Há quem faça operações plásticas, quem tome antioxidantes e quem diminua a ingestão de calorias com o fito de rejuvenescer ou viver mais anos. Mas há quem vá ainda mais longe.

 

Aubrey de Grey está tão confiante que diz que a primeira pessoa a viver mais de 1.000 anos, provavelmente, já terá nascido. 

 

Este cientista e biogerontologista inglês, ligado, durante muito tempo, à Universidade de Cambridge, fundador dos Simposia SENS (Strategies for Engineered Negligible Senescence) e da Fundação Methuselah (Matusalém é um personagem bíblico que terá vivido cerca de 1.000 anos), propõe uma série de terapias para prevenir o aparecimento de doenças malignas e reparar os danos celulares e moleculares provocados pelo envelhecimento.

 

Considerando o envelhecimento como uma doença com tratamento e não como um processo natural, Aubrey de Grey sugere que as pessoas, atingindo uma determinada idade, sejam submetidas à inactivação completa da telomerase. Como muitos cancros possuem telomerase activa, a sua inactivação permitiria prevenir os cancros. 

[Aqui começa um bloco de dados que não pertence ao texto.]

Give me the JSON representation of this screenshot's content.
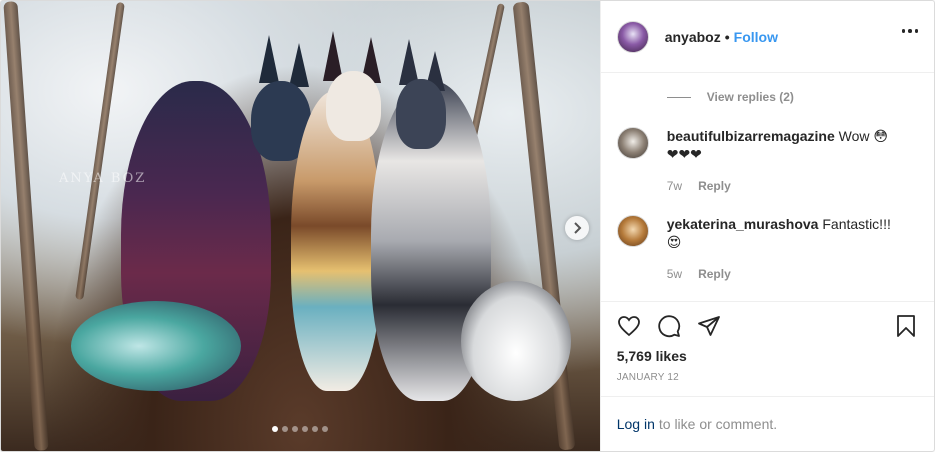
{
  "header": {
    "username": "anyaboz",
    "separator": "•",
    "follow_label": "Follow"
  },
  "photo": {
    "watermark": "ANYA BOZ",
    "dots_total": 6,
    "dots_active": 1
  },
  "comments": {
    "view_replies": "View replies (2)",
    "items": [
      {
        "username": "beautifulbizarremagazine",
        "text": "Wow 😳",
        "text2": "❤❤❤",
        "age": "7w",
        "reply_label": "Reply"
      },
      {
        "username": "yekaterina_murashova",
        "text": "Fantastic!!!",
        "text2": "😍",
        "age": "5w",
        "reply_label": "Reply"
      }
    ]
  },
  "actions": {
    "likes": "5,769 likes",
    "date": "JANUARY 12"
  },
  "login": {
    "link": "Log in",
    "rest": "to like or comment."
  },
  "colors": {
    "accent": "#3897f0",
    "link_dark": "#003569",
    "muted": "#8e8e8e"
  }
}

No entanto, essa inactivação iria impedir que as células estaminais se dividissem. Para evitar essa perda irreversível, o cientista propõe a administração regular de células estaminais como forma de tratamento. A solução, na sua opinião, iria promover um equilíbrio entre a telomerase e as células estaminais. 

Já o cientista Ray Kurzweil acredita que a imortalidade será uma realidade daqui a 20 anos, graças ao conhecimento dos genes e à tecnologia informática, que permitirá ao ser humano reprogramar o seu organismo. O norte-americano crê mesmo que a nanotecnologia nos permitirá viver para sempre. 

A verdade é que vários estudos sugerem que o potencial máximo de vida humana será de 120 anos, mesmo que consigamos combater as doenças, os acidentes, os homicídios e todas as causas de morte. O corpo humano parece condenado ao fim. 

Há quem vá ainda mais longe e esteja disposto a gastar fortunas para se fazer congelar depois da morte, na esperança de que possa ser ressuscitado um dia. Outros pensam que os moribundos poderiam ser conservados num estado de hipotermia, colocando o seu metabolismo au ralenti, de modo a aumentar as hipóteses de sobrevivência no futuro. Perguntar-se-á: se a hibernação pode adiar a morte, a congelação poderá vencê-la? 

Mesmo que fosse possível reprogramar o nosso corpo, será eticamente aceitável? Quantos poderiam beneficiar destes tratamentos, potencialmente muito dispendiosos? Que programas de saúde teriam de ser suspensos de modo a serem canalizados fundos para estas investigações e tratamentos? Poderá a ciência prolongar indefinidamente a vida humana, substituindo as peças avariadas por peças artificiais construídas em laboratório? Afinal, para onde caminha a investigação científica? Ficam as questões. 

Para já, a morte continua a ser a nossa maior certeza. Há-de chegar um dia e levar-nos. A menos que, como no livro de José Saramago, “As intermitências da morte”, consigamos pôr-lhe “a língua de fora”.